设原个体:(1 2 3 4 5 6 7 8 9)

随机选择两点:(1 2|3 4 5 6| 7 8 9)

倒位后的个体:(1 2 |6 5 4 3|7 8 9)

(4)适应度函数

TSP问题的目标是路径总长度为最短,可以用常数L除以某个体的路径总长度作为该个体的是适应度函数。

3 . 算法步骤

Step1:参数设置及种群初始化;

Step2;适应度评价;

Step3:轮盘赌选择;

Step4:部分匹配交叉;

Step5:倒位变异;

Step6:适应度评价;

Step7:终止条件判断,若未达到终止条件,则转到step3;

Step8:输出结果。

4.实现代码

[javascript] view plaincopyprint?

%功能:基于遗传算法的TSP问题求解

function GA_for_TSP

clc;clear all;close all;

%初始化数据

city_num=30;

[city_distance,city_coordinate]=tsp_info(city_num);%距离矩阵和城市坐标

pop=100;ger=800;pc=0.8;pm=0.2;history_best=inf;

for i=1:pop

individual(i,:)=randperm(city_num);%产生1~30之间的随机排列数

end

[fitness,f]=evaluate_fitness(individual,city_distance);

it=1;

while it<=ger

disp(it)

new_individual=select(fitness,individual);%轮盘赌

new_individual=cross(new_individual,pc);

new_individual=mutation(new_individual,pm);

[fitness,f]=evaluate_fitness(new_individual,city_distance);

%取出最佳适应度的个体

[best_fitness,best_index]=max(fitness);

[worst_fitness,worst_index]=min(fitness);

best_f=f(best_index);

best_individual=new_individual(best_index,:);

new_individual(worst_index,:)=best_individual;

plot_dsp(city_coordinate,best_individual,best_f,it);

individual=new_individual;

if best_f

history_best=best_f;

history_best_individual=best_individual;

best_individual_last(it,:)=best_f;%???

else

best_individual_last(it,:)=history_best;

end

it=it+1;

end

disp(sprintf('最短路径:%2.5f',history_best))

disp('路径方案:')

disp(sprintf('%4d',history_best_individual));

%给每个城市标号

for i=1:size(city_coordinate,1)

text(city_coordinate(i,1),city_coordinate(i,2),num2str(i));

end

figure(2)

plot(best_individual_last,'r');hold on;

title('搜索过程');

legend('最优路径长度');

gtext(['(' num2str(it-1) ',' num2str(history_best) ')']);

%end

%******************Data子程序tsp_info***************************

function [city_distance,city_coordinate]=tsp_info(city_num)

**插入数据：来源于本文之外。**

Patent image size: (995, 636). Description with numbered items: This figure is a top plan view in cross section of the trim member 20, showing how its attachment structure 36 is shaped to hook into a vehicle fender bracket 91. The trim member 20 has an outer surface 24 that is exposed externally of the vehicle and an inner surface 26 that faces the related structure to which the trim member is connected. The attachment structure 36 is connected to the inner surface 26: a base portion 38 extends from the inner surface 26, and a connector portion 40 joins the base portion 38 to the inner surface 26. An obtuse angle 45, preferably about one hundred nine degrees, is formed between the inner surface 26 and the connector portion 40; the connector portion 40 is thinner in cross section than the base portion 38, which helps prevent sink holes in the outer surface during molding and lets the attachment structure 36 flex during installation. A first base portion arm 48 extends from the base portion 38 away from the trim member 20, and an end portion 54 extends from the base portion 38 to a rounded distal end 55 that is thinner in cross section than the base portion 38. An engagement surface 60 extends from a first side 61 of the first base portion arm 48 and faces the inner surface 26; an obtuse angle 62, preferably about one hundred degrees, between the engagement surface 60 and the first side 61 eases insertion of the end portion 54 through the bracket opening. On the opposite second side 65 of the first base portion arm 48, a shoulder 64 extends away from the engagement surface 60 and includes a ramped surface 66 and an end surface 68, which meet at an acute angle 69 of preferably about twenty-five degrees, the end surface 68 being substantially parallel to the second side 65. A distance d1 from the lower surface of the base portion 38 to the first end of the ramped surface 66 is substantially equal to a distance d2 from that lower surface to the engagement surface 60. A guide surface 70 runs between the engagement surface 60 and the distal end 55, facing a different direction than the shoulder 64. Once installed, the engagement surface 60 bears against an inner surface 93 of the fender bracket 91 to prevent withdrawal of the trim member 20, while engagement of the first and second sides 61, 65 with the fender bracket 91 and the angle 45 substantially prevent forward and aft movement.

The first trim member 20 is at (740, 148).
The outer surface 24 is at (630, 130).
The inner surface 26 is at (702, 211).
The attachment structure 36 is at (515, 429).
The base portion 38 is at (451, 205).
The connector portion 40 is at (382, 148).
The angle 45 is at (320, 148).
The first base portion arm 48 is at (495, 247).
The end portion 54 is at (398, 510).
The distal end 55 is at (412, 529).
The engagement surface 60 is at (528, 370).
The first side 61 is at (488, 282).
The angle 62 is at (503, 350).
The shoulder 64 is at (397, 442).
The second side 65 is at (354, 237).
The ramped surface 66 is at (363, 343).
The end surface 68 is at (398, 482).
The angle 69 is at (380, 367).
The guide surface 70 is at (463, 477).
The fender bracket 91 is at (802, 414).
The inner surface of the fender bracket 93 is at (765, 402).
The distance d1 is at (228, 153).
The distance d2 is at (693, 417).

%fid=fopen('city_coordinate.txt','r');

%city_coordinate=fscanf(fid,'%d',[50,2]);

%fclose(fid);

city_coordinate=[41,94;37,84;54,67;25,62;7,64;2,99;68,58;71,44;54,62;83,69;64,60;18,54;22,60;

83,46;91,38;25,38;24,42;58,69;71,71;74,78;87,76;18,40;13,40;82,7;62,32;58,35;45,21;41,26;44,35;4,50];

for i=1:city_num

for j=1:city_num

city_distance(i,j)=sqrt((city_coordinate(i,1)-city_coordinate(j,1))^2+(city_coordinate(i,2)-city_coordinate(j,2))^2);

end

end

%********************The end of tsp_info*****************

%********************适应度-->evaluate_fitness*************************

function [fitness,f]=evaluate_fitness(individual,city_distance)

[M,N]=size(individual);

for i=1:M

temp=0;

for j=1:N-1

temp=temp+city_distance(individual(i,j),individual(i,j+1));

end

f(i)=temp+city_distance(individual(i,N),individual(i,1));

fitness(i)=1000/f(i);

end

%*********************************the end*************************************

%*************************轮盘赌-->selcet***********************************

function new_individual=select(fitness,individual)

[m,n]=size(fitness');

for i=1:m

fit(i)=fitness(i)^20;

end

%fit=fitness.^20;

for i=1:m

sp(i)=fit(i)/sum(fit);

end

for i=2:m

sp(i)=sp(i-1)+sp(i);

end

for i=1:m

p=rand(1);

j=1;

while(p>sp(j))%找到sp(j)大于p的 j 值

j=j+1;

end

new_individual(i,:)=individual(j,:);

end

%***************************The End***********************************

%**************************交叉子程序*****************************

%功能:片段交叉

function new_individual=cross(new_individual,pc)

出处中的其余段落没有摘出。